Still, central banks can’t ignore individual banks. “It’s very hard to distinguish between price stability and financial stability… It may not be just the monetary aspects that have implications for stability, but you have all this macroprudential stuff that matters." Because it’s such a macro task, “my immediate reaction is that the overall responsibility of financial stability…(should be) with the central bank".

At the same time, Ben Bernanke or Subbarao can’t be directly interfering with Citigroup’s capital ratio or ICICI Bank’s risk weights. White recommends a separate agency tasked with the “microprudential stuff"—the oversight on banks, financial institutions or markets. But “the macroprudential authority"—the central bank—“would have the right to say to the microprudential authority" that if, say, “credit is expanding too fast, etc…then I want all those risk weights to be multiplied by three or whatever". That’s a neat separation of powers, an idea worth considering.

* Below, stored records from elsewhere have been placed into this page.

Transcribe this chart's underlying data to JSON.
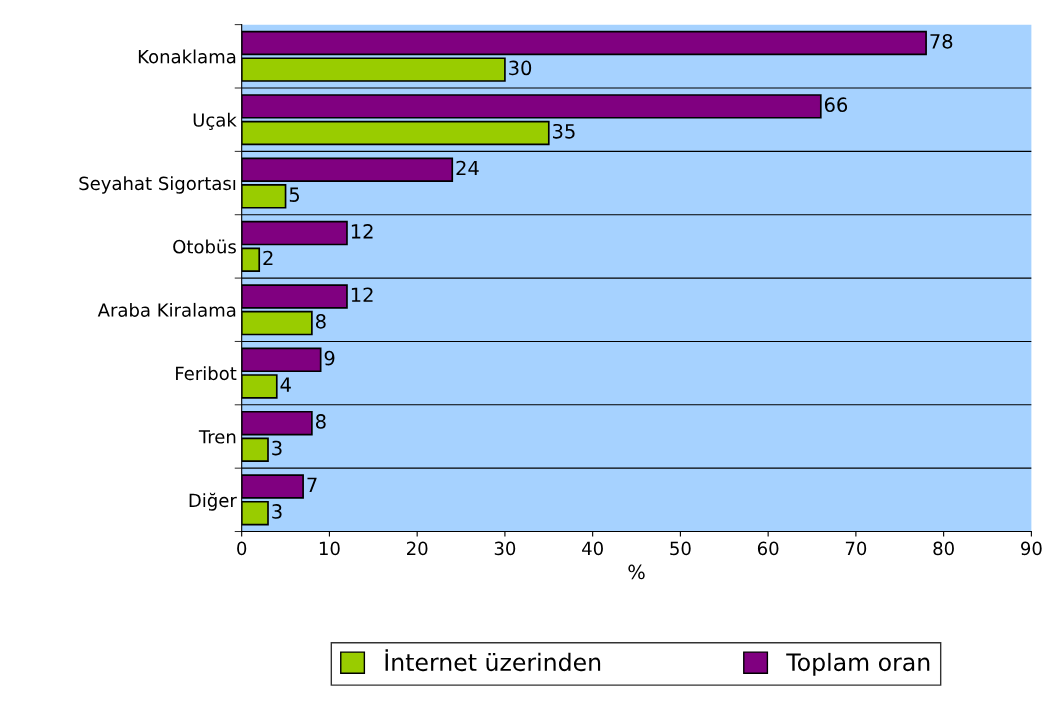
{
  "chart_data": {
    "type": "bar",
    "orientation": "horizontal",
    "xlabel": "%",
    "categories": [
      "Konaklama",
      "Uçak",
      "Seyahat Sigortası",
      "Otobüs",
      "Araba Kiralama",
      "Feribot",
      "Tren",
      "Diğer"
    ],
    "series": [
      {
        "name": "İnternet üzerinden",
        "color": "#99cc00",
        "values": [
          30,
          35,
          5,
          2,
          8,
          4,
          3,
          3
        ]
      },
      {
        "name": "Toplam oran",
        "color": "#800080",
        "values": [
          78,
          66,
          24,
          12,
          12,
          9,
          8,
          7
        ]
      }
    ],
    "xlim": [
      0,
      90
    ],
    "xticks": [
      0,
      10,
      20,
      30,
      40,
      50,
      60,
      70,
      80,
      90
    ],
    "grid": "y",
    "legend": "bottom",
    "data_labels": true
  }
}
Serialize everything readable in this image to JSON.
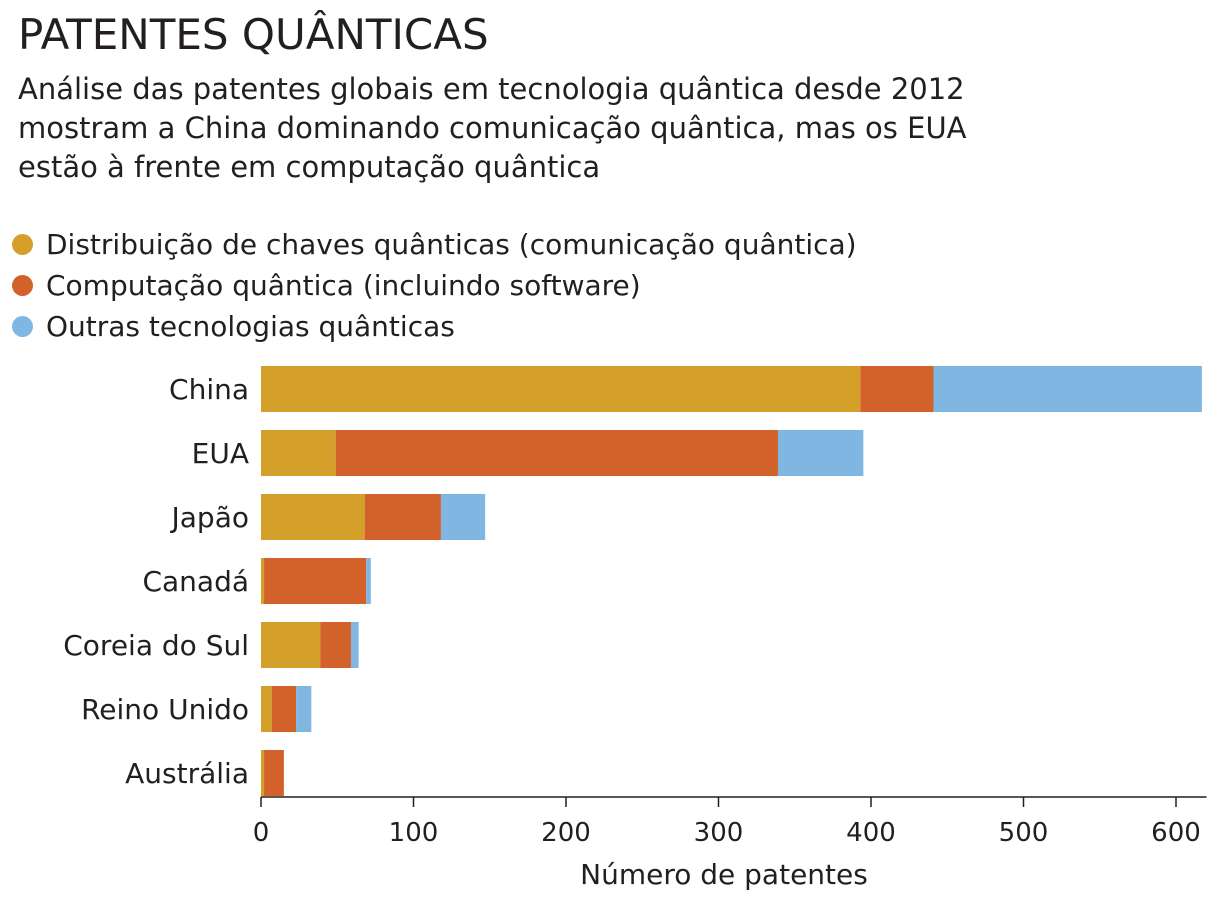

But will the mainstream consider it? Change is already afoot: In a staff note this month, the International Monetary Fund—a good barometer of the mainstream—says it’s rethinking the pre-crisis stance that monetary and regulatory policy shouldn’t be combined. It’s now becoming fashionable for analysts to wax eloquent about asset bubbles, when there wasn’t so much as a peep from them last decade. And with India and China—and even the Fed—considering a return to the status quo ante in the mere span of a month, perhaps there’s hope that we will finally be liberated from this endless cycle of bubbles.

To White, though, the world needs to go through a painful “process of adjustment". Cheap credit last decade created “false demands… So, you have many industries in the advanced countries which are too big. And they are going to have to get smaller," a process that “is not going to be easy". If eternal recurrence itself is so amazing a phenomenon, breaking out to attain nirvana sounds too mythical.